Dice Gastó. Pensaban que su experiencia en Caseros podía servirles para ranchear tranquilos en población. No sabían lo que les esperaba en el pabellón religioso. Sí que ahí todo era más pacífico. Pero les faltó poco para darse cuenta que la tortura era diferente, pero era.

Pero eso no fue lo peor de Batán. Un pariente del zapatero era uno de los jefes del Penal. La declaración de guerra llegó pronto. Gastón se acuerda de esa noche:

– Yo había agarrado laburo en la huerta y eso me daba una visita más por semana. Este chabón entró a la noche. Estábamos durmiendo y el loco gritó nuestros apellidos y nos dijo que él era el jefe del penal y que mientras estuviera ahí, no íbamos a tener ningún beneficio.

La respuesta fue rápida: un habeas corpus con el que consiguieron los traslados a la Unidad Penal 37 de Villa Cacique Barker, en el partido de Benito Juárez.

Automáticamente entraron al pabellón evangelista. Diez meses en ese lugar significaron para Pablo y Gastón un colapso que sólo pudieron soportar refugiándose en el estudio y en la cocina.

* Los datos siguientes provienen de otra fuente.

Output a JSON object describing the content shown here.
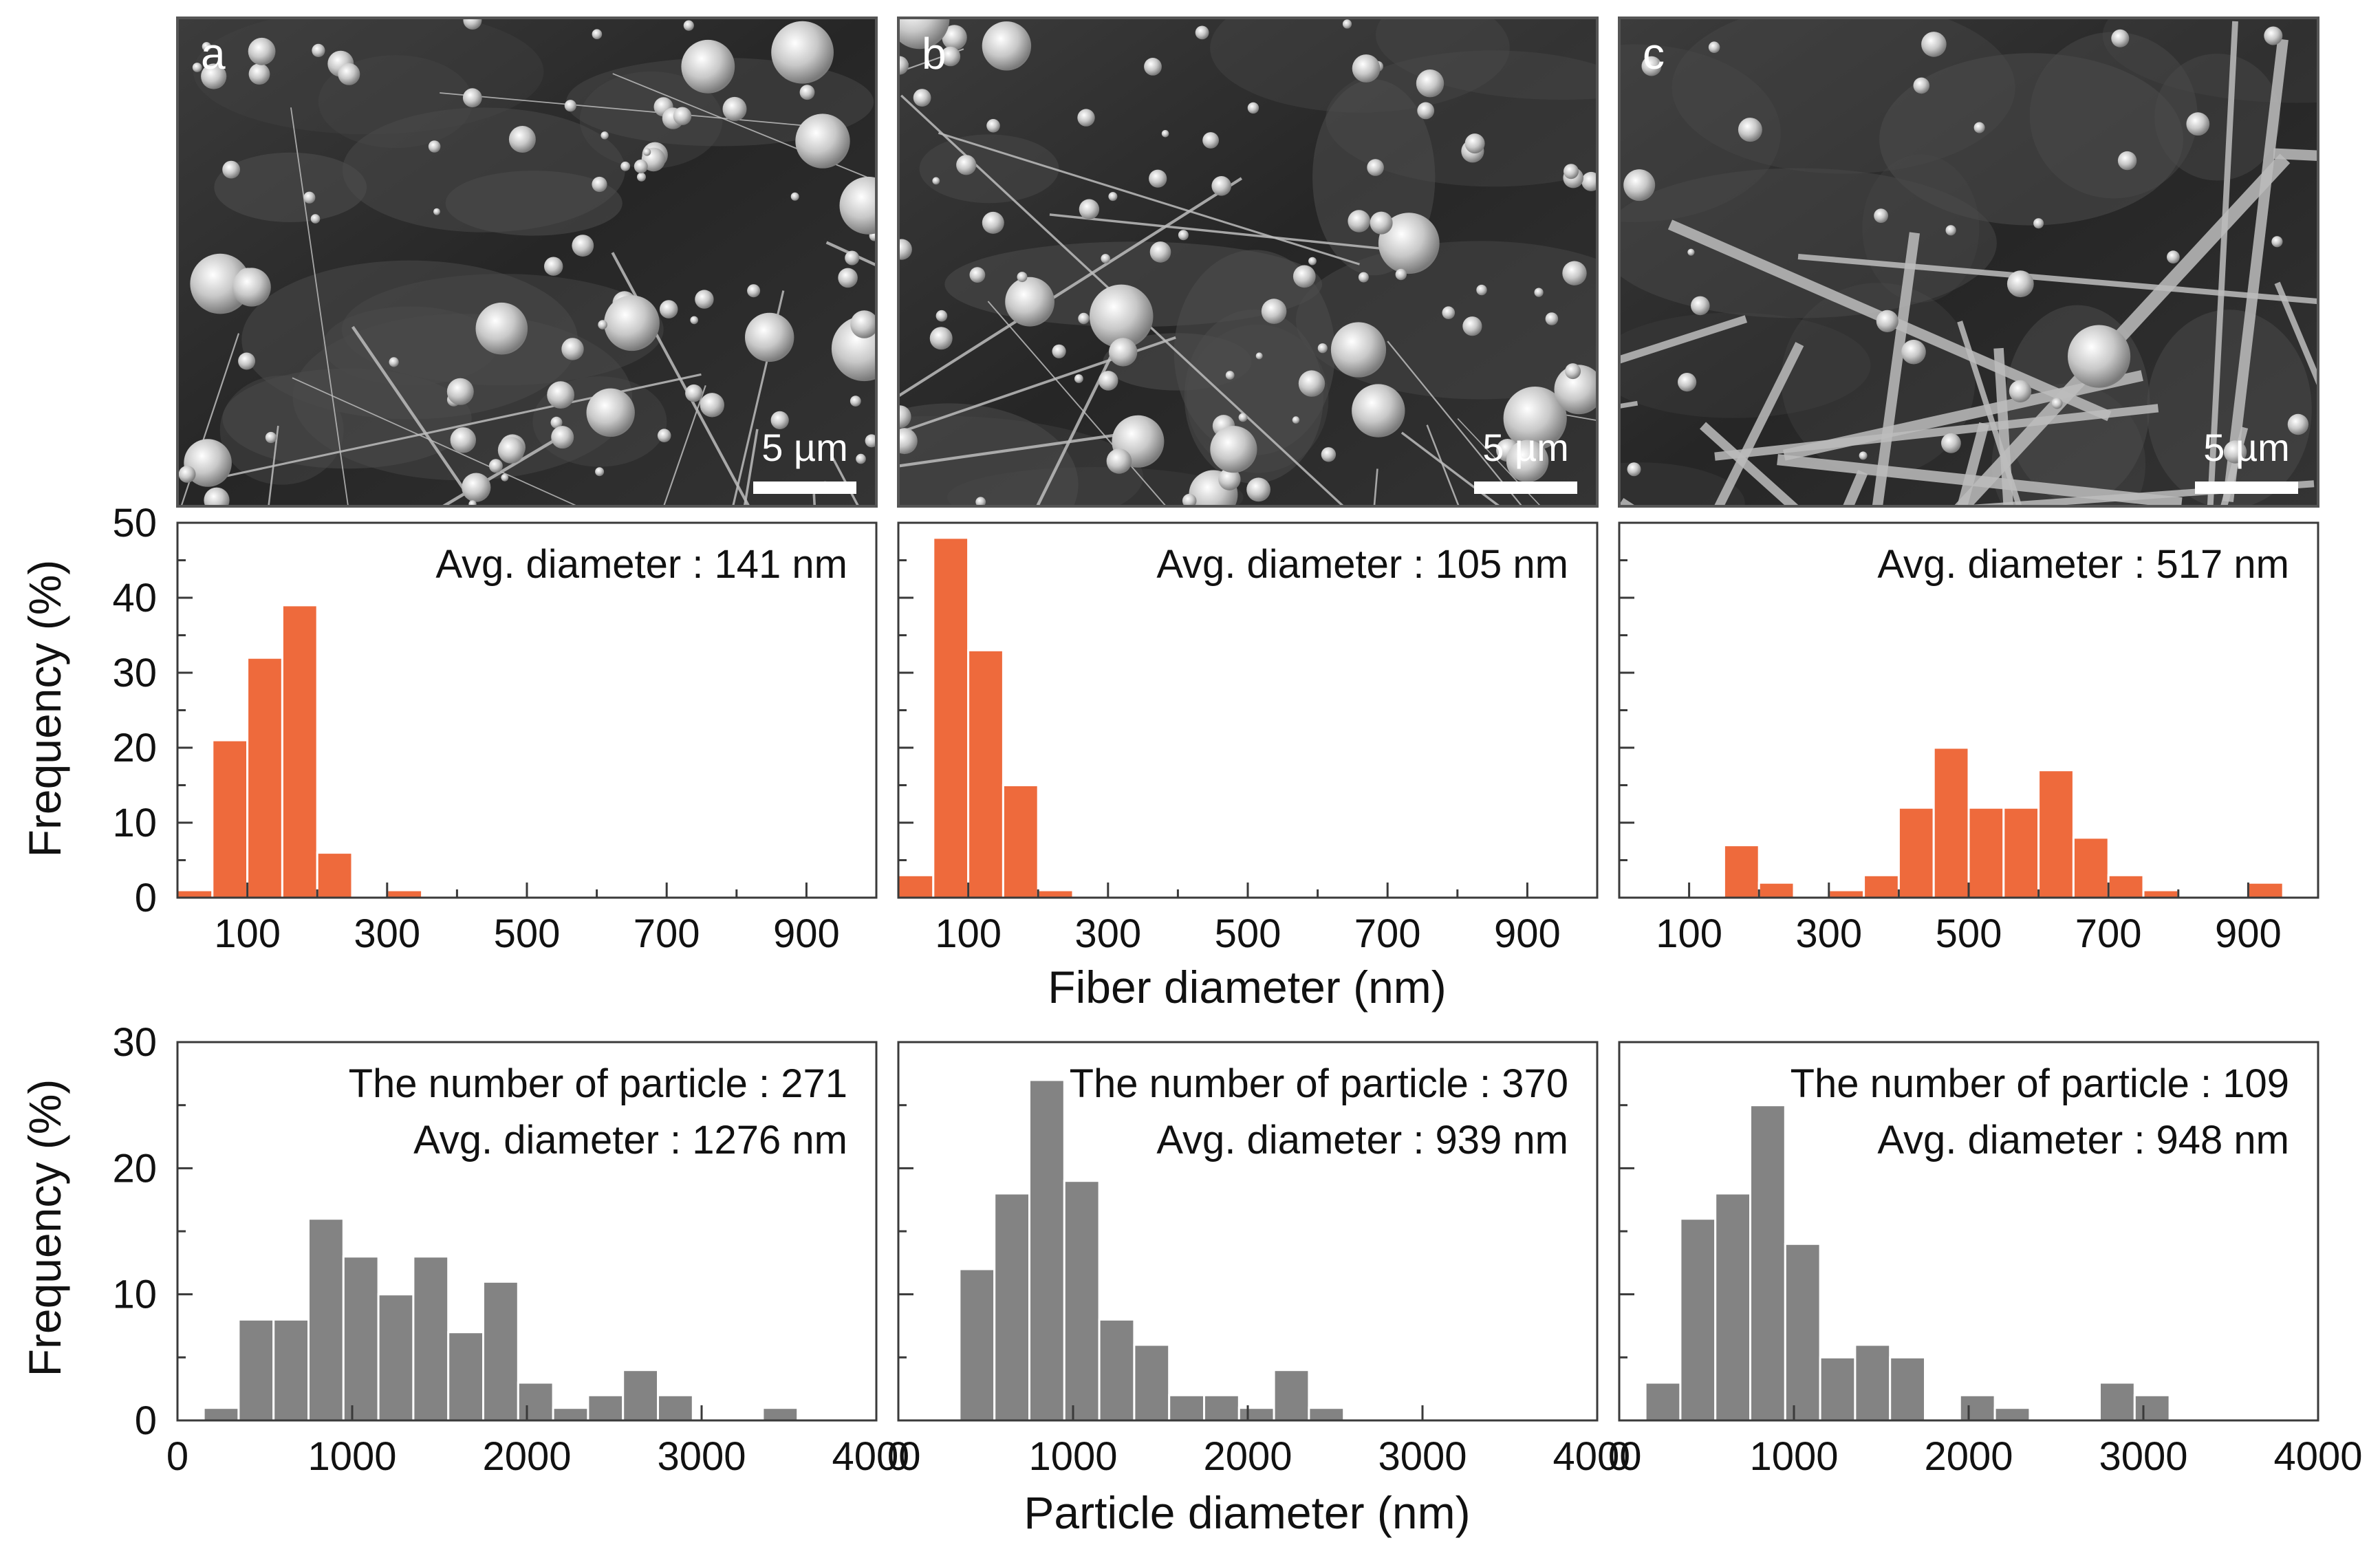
{
  "colors": {
    "fiber_bar": "#ee6a3c",
    "particle_bar": "#838383",
    "frame": "#3a3a3a",
    "sem_background": "#2a2a2a",
    "sem_feature": "#cfcfcf"
  },
  "sem_panels": [
    {
      "letter": "a",
      "scale_bar": "5 µm"
    },
    {
      "letter": "b",
      "scale_bar": "5 µm"
    },
    {
      "letter": "c",
      "scale_bar": "5 µm"
    }
  ],
  "chart_data": [
    {
      "type": "bar",
      "panel": "a-fiber",
      "x": [
        25,
        75,
        125,
        175,
        225,
        275,
        325,
        375,
        425,
        475,
        525,
        575,
        625,
        675,
        725,
        775,
        825,
        875,
        925,
        975
      ],
      "values": [
        1,
        21,
        32,
        39,
        6,
        0,
        1,
        0,
        0,
        0,
        0,
        0,
        0,
        0,
        0,
        0,
        0,
        0,
        0,
        0
      ],
      "bin_width": 50,
      "xlim": [
        0,
        1000
      ],
      "ylim": [
        0,
        50
      ],
      "xticks": [
        100,
        300,
        500,
        700,
        900
      ],
      "yticks": [
        0,
        10,
        20,
        30,
        40,
        50
      ],
      "annotations": [
        "Avg. diameter : 141 nm"
      ]
    },
    {
      "type": "bar",
      "panel": "b-fiber",
      "x": [
        25,
        75,
        125,
        175,
        225,
        275,
        325,
        375,
        425,
        475,
        525,
        575,
        625,
        675,
        725,
        775,
        825,
        875,
        925,
        975
      ],
      "values": [
        3,
        48,
        33,
        15,
        1,
        0,
        0,
        0,
        0,
        0,
        0,
        0,
        0,
        0,
        0,
        0,
        0,
        0,
        0,
        0
      ],
      "bin_width": 50,
      "xlim": [
        0,
        1000
      ],
      "ylim": [
        0,
        50
      ],
      "xticks": [
        100,
        300,
        500,
        700,
        900
      ],
      "yticks": [
        0,
        10,
        20,
        30,
        40,
        50
      ],
      "annotations": [
        "Avg. diameter : 105 nm"
      ]
    },
    {
      "type": "bar",
      "panel": "c-fiber",
      "x": [
        25,
        75,
        125,
        175,
        225,
        275,
        325,
        375,
        425,
        475,
        525,
        575,
        625,
        675,
        725,
        775,
        825,
        875,
        925,
        975
      ],
      "values": [
        0,
        0,
        0,
        7,
        2,
        0,
        1,
        3,
        12,
        20,
        12,
        12,
        17,
        8,
        3,
        1,
        0,
        0,
        2,
        0
      ],
      "bin_width": 50,
      "xlim": [
        0,
        1000
      ],
      "ylim": [
        0,
        50
      ],
      "xticks": [
        100,
        300,
        500,
        700,
        900
      ],
      "yticks": [
        0,
        10,
        20,
        30,
        40,
        50
      ],
      "annotations": [
        "Avg. diameter : 517 nm"
      ]
    },
    {
      "type": "bar",
      "panel": "a-particle",
      "x": [
        250,
        450,
        650,
        850,
        1050,
        1250,
        1450,
        1650,
        1850,
        2050,
        2250,
        2450,
        2650,
        2850,
        3050,
        3250,
        3450,
        3650,
        3850
      ],
      "values": [
        1,
        8,
        8,
        16,
        13,
        10,
        13,
        7,
        11,
        3,
        1,
        2,
        4,
        2,
        0,
        0,
        1,
        0,
        0
      ],
      "bin_width": 200,
      "xlim": [
        0,
        4000
      ],
      "ylim": [
        0,
        30
      ],
      "xticks": [
        0,
        1000,
        2000,
        3000,
        4000
      ],
      "yticks": [
        0,
        10,
        20,
        30
      ],
      "annotations": [
        "The number of particle : 271",
        "Avg. diameter : 1276 nm"
      ]
    },
    {
      "type": "bar",
      "panel": "b-particle",
      "x": [
        450,
        650,
        850,
        1050,
        1250,
        1450,
        1650,
        1850,
        2050,
        2250,
        2450,
        2650,
        2850,
        3050,
        3250,
        3450,
        3650,
        3850
      ],
      "values": [
        12,
        18,
        27,
        19,
        8,
        6,
        2,
        2,
        1,
        4,
        1,
        0,
        0,
        0,
        0,
        0,
        0,
        0
      ],
      "bin_width": 200,
      "xlim": [
        0,
        4000
      ],
      "ylim": [
        0,
        30
      ],
      "xticks": [
        0,
        1000,
        2000,
        3000,
        4000
      ],
      "yticks": [
        0,
        10,
        20,
        30
      ],
      "annotations": [
        "The number of particle : 370",
        "Avg. diameter : 939 nm"
      ]
    },
    {
      "type": "bar",
      "panel": "c-particle",
      "x": [
        250,
        450,
        650,
        850,
        1050,
        1250,
        1450,
        1650,
        1850,
        2050,
        2250,
        2450,
        2650,
        2850,
        3050,
        3250,
        3450,
        3650,
        3850
      ],
      "values": [
        3,
        16,
        18,
        25,
        14,
        5,
        6,
        5,
        0,
        2,
        1,
        0,
        0,
        3,
        2,
        0,
        0,
        0,
        0
      ],
      "bin_width": 200,
      "xlim": [
        0,
        4000
      ],
      "ylim": [
        0,
        30
      ],
      "xticks": [
        0,
        1000,
        2000,
        3000,
        4000
      ],
      "yticks": [
        0,
        10,
        20,
        30
      ],
      "annotations": [
        "The number of particle : 109",
        "Avg. diameter : 948 nm"
      ]
    }
  ],
  "labels": {
    "fiber_ylabel": "Frequency (%)",
    "fiber_xlabel": "Fiber diameter (nm)",
    "particle_ylabel": "Frequency (%)",
    "particle_xlabel": "Particle diameter (nm)"
  }
}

La carrera de Derecho fue la opción para Pablo y de a poco ganó respeto en el penal por sus colaboraciones con los otros internos en el pedido de beneficios.

– ­Mantener en otra cosa la cabeza fue lo que me hizo libre verdaderamente.

Así llegó el traslado a Sierra Chica, a un penal semiabierto donde las condiciones para estudiar eran mejores.

 

***

Tres años y seis meses después de su segunda caída, Pablo volvió a la calle. Afuera lo esperaba su novia. La hermana de un compañero de cárcel que conoció durante las visitas. Era el 31 de enero de 2009. El 15 de agosto de ese mismo año, nació Lautaro.

– ­Antes le contaba a cualquiera que había estado preso. No me importaba, era algo que me parecía normal. Ahora prefiero no decirlo. No me da vergüenza, pero se complica con los laburos.

Esa marca es la misma que sintió en su primer día de clases como convicto.

Aquella mañana Pablo bajó de un móvil policial después de haber viajado los 15 kilómetros que lo separaban de la sede de Olavarria de la Universidad de Lomas de Zamora. Estaba esposado. Todos lo miraban con distancia. No sabían nada de él, pero por las dudas se alejaron. Para él era un nuevo desafío. Una nueva prueba a superar. Se sentó en el pupitre -le costó un poco por la panza- y se concentró en estudiar. A pocos metros, un hombre asistía a clase, pero no estudiaba, lo custodiaba. Era el mismo que volvía a esposarlo para salir. Hoy sigue cursando, le faltan unos años para ser abogado. Sueña con ser profesor de Derecho Penal.

Pablo vive en San Martín, pero viaja seguido a Mar del Plata. Ahí está Gastón convertido en la pareja de la hermana mayor de Pablo. Tienen una hija. También está su primo, su hermano del alma, como les gusta decir. Y los amigos. Están quienes no le dieron la espalda cuando le tocó perder. Los que lo ayudaron cuando volvió a la calle. A él y a Gastón. Los dos laburan. Pablo de administrativo en una empresa; Gastón haciendo mantenimiento en un cine. Así, se mantienen lejos del delito. Tan lejos como es posible, a pesar de las tentaciones.